According to the Christian calendar, January 13 is not only a Generous Evening (Shchedryi Vechir) but also the day of St. Melania (Malanka).
People united these holidays into one; that is why it has two names.
Generous evening, like any other holiday in Ukraine, is full of traditions and customs, and even prohibitions.
Traditions of celebration
Families begin making generous kutia in the morning. Unlike Lenten kutia, which is served on Christmas Eve, generous kutia can be filled with whatever one wants - milk, butter, cream, etc.
It is made of wheat, honey, and poppy seeds. This is symbolic: grain means resurrected life, honey means sweet life and a symbol of health, and poppy means prosperity.

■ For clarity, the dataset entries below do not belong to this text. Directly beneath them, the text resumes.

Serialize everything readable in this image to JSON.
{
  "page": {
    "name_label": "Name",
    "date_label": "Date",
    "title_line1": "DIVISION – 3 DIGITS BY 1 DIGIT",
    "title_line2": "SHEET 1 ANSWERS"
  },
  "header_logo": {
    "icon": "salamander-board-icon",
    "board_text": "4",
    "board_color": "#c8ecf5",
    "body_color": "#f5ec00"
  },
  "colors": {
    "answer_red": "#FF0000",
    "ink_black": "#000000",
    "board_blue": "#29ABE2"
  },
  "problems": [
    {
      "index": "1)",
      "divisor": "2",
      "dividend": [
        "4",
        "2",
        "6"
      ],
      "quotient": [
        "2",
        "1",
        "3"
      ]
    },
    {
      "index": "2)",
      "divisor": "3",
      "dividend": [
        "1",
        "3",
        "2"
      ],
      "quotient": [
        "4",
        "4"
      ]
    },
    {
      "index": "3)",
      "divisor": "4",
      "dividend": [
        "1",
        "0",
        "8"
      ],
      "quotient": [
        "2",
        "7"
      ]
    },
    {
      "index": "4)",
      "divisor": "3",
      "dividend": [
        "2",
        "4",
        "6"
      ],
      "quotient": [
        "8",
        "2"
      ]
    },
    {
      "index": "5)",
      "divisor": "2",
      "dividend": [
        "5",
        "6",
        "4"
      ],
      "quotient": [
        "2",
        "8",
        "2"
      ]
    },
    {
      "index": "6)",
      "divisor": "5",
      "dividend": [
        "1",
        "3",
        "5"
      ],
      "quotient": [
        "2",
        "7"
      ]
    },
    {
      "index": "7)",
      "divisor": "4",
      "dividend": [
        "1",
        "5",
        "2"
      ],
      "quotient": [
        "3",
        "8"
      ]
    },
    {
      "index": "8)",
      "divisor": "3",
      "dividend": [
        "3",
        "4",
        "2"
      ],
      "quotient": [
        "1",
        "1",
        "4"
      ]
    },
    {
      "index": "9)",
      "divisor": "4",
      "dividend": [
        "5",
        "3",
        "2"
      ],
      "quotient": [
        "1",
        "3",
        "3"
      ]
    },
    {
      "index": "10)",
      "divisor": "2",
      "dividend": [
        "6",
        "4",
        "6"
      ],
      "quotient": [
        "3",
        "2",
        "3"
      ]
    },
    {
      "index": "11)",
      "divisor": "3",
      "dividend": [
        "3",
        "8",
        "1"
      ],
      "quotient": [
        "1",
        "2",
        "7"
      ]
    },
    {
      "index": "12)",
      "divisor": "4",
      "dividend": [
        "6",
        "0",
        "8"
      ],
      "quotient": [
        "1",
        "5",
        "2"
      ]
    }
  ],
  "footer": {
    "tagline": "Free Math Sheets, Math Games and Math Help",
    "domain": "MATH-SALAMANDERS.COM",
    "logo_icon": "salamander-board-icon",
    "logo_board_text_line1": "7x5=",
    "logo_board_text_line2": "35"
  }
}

The peculiarity of the "generous" table is variety: it is believed that the more different dishes on it, the more generous the next year will be. All meals should be hearty.
On this evening it is undesirable to cook fish - it is considered a bad omen, as "happiness may sail away” from the house.
The pork is an obligatory attribute of the festive table: this animal symbolizes prosperity in the home.
Varenyky (filled dumplings), pancakes, aspic, and various sausages are traditionally cooked.
Of course, the shchedrivki (carols). The singers of carols go around the houses with good wishes to the owners.
According to tradition, this happens in the evening until midnight, but in practice, as we know, children-singers begin to knock on the door in the afternoon in Ukraine.
On this day, groups of teenagers also "lead Malanka". Wearing masks, they express good wishes and amuse with songs and humorous skits. As a rule, one of the boys is dressed up in a woman's dress and everyone calls him Malanka.
In the evening the girls go fortune-telling.
According to tradition when the fortune-telling began the boys would steal the gates or the wickets from the girls at home, and to get back the loss the father of the girl had to put up a mogorych (backsheesh).
There are different forms of fortune-telling. For example, the first animal to be found in the street would be the betrothed (a dog - he would be evil, a sheep - he would be silent).
Or if three piles of grain are poured at the gates, and in the morning they checked: if no one touched it, then the family life will be happy, and vice versa.
The next day there would be sowing in the houses. At dawn, the sowers go to their godparents, and other relatives and friends, sow grain in their homes, and greet them with the New Year (which comes on January 14, according to the old style).
I sow, I blow, I sow, I greet on the New Year!
For happiness, for health, and for the new year,
For a better harvest than last year,
Rye, wheat, and all kinds of bread!
According to folk beliefs, the sower must be a guy; girls are not suitable for this job.
What people cannot do
On this evening, it is not advised to meet the holiday in dark clothing. In addition, it is believed that on this day it is impossible to pronounce the word "thirteen", as well as to count small coins.
Also, on this evening it is impossible to give anything in debt, otherwise, there is a risk of the whole year to be a debtor. And, of course, you can not quarrel.
What people can do
Celebrate. And be in a good mood. Happy Holidays!